I had no idea what all this would mean to me personally. Throughout, I was madly trying to choose and memorize my monologues, make all my rehearsal appointments with Simona, and get my beat analysis done in the little cracks of time I had at breaks. I was at school 9am to 10pm each day and at times thinking "Why the hell did I agree to do this? That was so stupid!"

It wasn't stupid, though. Inundating myself with this practice was an incredible opportunity for learning and growth, both personally and professionally.

On the day of the performance, we were all anxiously waiting the audience's arrival. Nicole came to run the box office for us, so I got to run flowers to the actors in the dressing room and express the good wishes from their families. I wish I'd had flowers for every one of them. The expression on their faces when the deliveries came made my heart explode.

I saw one man walking up the road and thought "Oh, another one! Yay!" One step closer and I suddenly recognized him as my husband, Tyler! I couldn't believe he could get out of work to come to the show! I was a beagle puppy, and I couldn't settle down! I was so glad he would get to see what I'd worked so hard to help create.

During the introduction of the play, Andrea and Melissa had me up on stage with them, and gave me credit as a co-director. I just stood their and grinned like an idiot. I was too excited to do anything else. So I stood there like a total dork. I regret nothing. It was awesome.

The house lights went down and the show went up. We all watched the young actors with bated breath. All the kinks somehow disappeared, and all the enthusiasm we had fought together as a group to achieve magically arrived. I was on the edge of my seat!

I remembered seeing Connor during "The Secret Rapture" sitting in the audience soundlessly mouthing the entire play as the actors spoke their lines. I remembered Beth and the intensity of her gaze during "The Hiding Place" willing the actors to give all they had. I felt like I was privy to this sacred, special, hallowed experience: I could feel myself emanating the directorial beam of light and love, an invested guide willing every line to be delivered well, pulling with all my might for the good energy, the great performance, and rooting for those kids on that stage.

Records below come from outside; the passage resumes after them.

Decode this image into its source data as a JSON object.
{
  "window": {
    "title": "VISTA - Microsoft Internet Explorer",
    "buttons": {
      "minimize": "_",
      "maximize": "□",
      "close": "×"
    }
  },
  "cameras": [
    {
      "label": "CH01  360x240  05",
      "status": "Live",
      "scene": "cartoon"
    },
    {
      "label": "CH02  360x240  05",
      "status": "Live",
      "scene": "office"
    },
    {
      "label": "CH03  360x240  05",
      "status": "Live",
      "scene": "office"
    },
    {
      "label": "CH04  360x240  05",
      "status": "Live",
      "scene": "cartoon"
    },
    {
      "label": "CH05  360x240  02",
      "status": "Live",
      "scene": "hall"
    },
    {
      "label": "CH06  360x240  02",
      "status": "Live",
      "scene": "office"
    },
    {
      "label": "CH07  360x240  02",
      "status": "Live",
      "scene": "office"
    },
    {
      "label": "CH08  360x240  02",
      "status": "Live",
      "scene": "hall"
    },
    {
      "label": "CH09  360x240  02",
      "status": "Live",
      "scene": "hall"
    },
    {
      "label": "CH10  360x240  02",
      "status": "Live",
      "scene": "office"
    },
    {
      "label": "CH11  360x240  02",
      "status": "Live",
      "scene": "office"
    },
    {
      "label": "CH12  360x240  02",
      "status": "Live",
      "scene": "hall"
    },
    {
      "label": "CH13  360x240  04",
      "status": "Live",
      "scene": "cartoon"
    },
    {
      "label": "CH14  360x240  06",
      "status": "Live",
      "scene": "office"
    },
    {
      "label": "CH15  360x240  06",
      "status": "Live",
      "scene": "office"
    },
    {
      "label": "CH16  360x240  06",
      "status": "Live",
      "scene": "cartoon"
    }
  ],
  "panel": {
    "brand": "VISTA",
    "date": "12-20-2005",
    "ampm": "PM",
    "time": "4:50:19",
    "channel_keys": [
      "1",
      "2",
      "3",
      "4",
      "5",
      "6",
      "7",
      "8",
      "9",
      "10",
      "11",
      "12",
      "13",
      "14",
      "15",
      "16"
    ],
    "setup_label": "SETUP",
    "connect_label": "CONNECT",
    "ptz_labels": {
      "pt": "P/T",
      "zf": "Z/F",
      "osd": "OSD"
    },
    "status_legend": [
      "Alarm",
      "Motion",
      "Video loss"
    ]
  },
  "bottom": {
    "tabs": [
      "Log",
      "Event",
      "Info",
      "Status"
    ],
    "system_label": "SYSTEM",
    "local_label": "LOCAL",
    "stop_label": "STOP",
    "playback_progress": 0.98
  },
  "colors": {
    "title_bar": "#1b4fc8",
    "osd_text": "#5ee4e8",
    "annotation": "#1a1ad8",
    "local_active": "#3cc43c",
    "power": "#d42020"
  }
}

It was incredible to want so much for so many at the same time. It's a selflessness that caught me off guard. And I high that I will seek again.

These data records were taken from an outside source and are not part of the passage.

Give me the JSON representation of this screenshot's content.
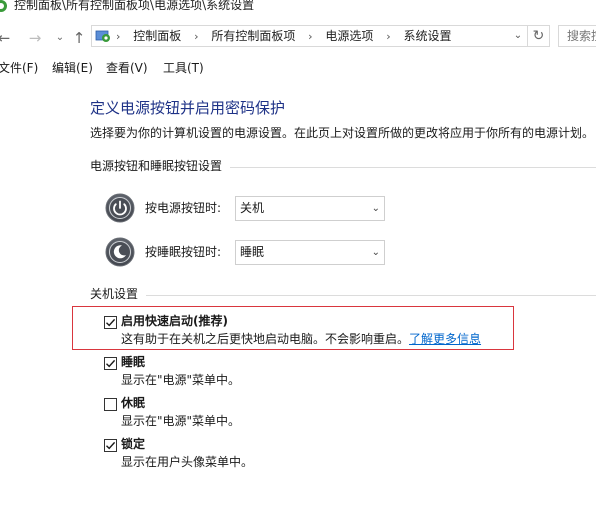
{
  "window": {
    "title": "控制面板\\所有控制面板项\\电源选项\\系统设置"
  },
  "nav": {
    "back_icon": "arrow-left-icon",
    "forward_icon": "arrow-right-icon",
    "recent_icon": "chevron-down-icon",
    "up_icon": "arrow-up-icon",
    "breadcrumbs": [
      "控制面板",
      "所有控制面板项",
      "电源选项",
      "系统设置"
    ],
    "search_placeholder": "搜索控制"
  },
  "menu": {
    "items": [
      "文件(F)",
      "编辑(E)",
      "查看(V)",
      "工具(T)"
    ]
  },
  "page": {
    "title": "定义电源按钮并启用密码保护",
    "description": "选择要为你的计算机设置的电源设置。在此页上对设置所做的更改将应用于你所有的电源计划。"
  },
  "buttons_section": {
    "heading": "电源按钮和睡眠按钮设置",
    "power_label": "按电源按钮时:",
    "power_value": "关机",
    "sleep_label": "按睡眠按钮时:",
    "sleep_value": "睡眠"
  },
  "shutdown_section": {
    "heading": "关机设置",
    "items": [
      {
        "title": "启用快速启动(推荐)",
        "desc": "这有助于在关机之后更快地启动电脑。不会影响重启。",
        "link": "了解更多信息",
        "checked": true
      },
      {
        "title": "睡眠",
        "desc": "显示在\"电源\"菜单中。",
        "checked": true
      },
      {
        "title": "休眠",
        "desc": "显示在\"电源\"菜单中。",
        "checked": false
      },
      {
        "title": "锁定",
        "desc": "显示在用户头像菜单中。",
        "checked": true
      }
    ]
  },
  "colors": {
    "title_blue": "#1e3287",
    "link_blue": "#0066cc",
    "highlight_red": "#d9363e"
  }
}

I felt like the Grinch. My heart actually swelled with pride - three sizes that day! In that moment I could not believe that it was me sitting there, and that I actually helped to create that living piece of art that was happening RIGHT NOW! Effecting people, touching the actors, the directors, the audience, and me. No matter how many times you hear the lines or see the play, it can move you again and again. Those actors have those feelings in them. They share them with you. It's intense, incredible work.

That night, I started the Master Class and cried in front of everybody all weekend long, both as a person and an actor. The timing couldn't have been more right for Jane and Sarah to sweep in and help me put all my pieces back together and repair my pant-wings for auditions. I was both exhausted and exhilarated.

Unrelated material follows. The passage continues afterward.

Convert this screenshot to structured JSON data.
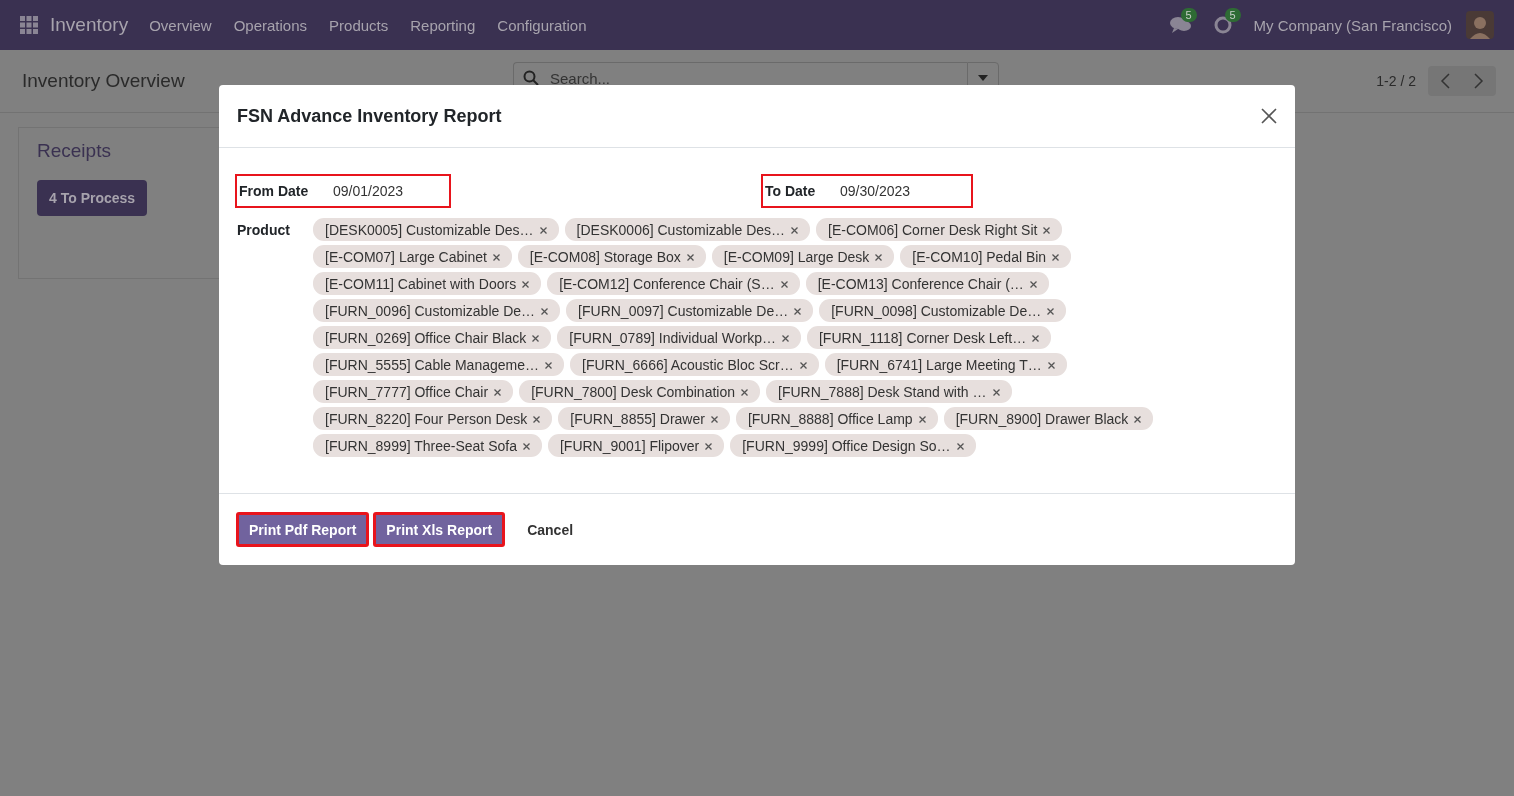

There was a moment by myself that night in bed, staring wide eyed into the dark, when I privately sniffled with an overwhelming and happy gratitude for the opportunity that the Universe provided me to be a part of Summer on Stage at PAC, for the bravery of those kids, for the passion and belief that the SOS teachers and PAC faculty and staff have in their actors and their art, and the simple fact that I finally had the courage and strength to show up and take a place in the middle of it all for that amazingly short and endless period of time.

Wednesday, September 3, 2008

Forget Tolkien!

We're the fellowship of the Conservatory. Together we nine shall embark upon a quest such as we have never known. In this quest we go, not to destroy an object of beauty and evil, but to find our breath and active action. We will seek our objective with all our heart, overcoming whatever obstacles are in our way using tactics we have learned from our mentors. We will journey to strange lands and countries all whilst staying within the eager bounds of our little theatre.

Fair thee well wherever you fare. May our aeries receive us at our journey's end.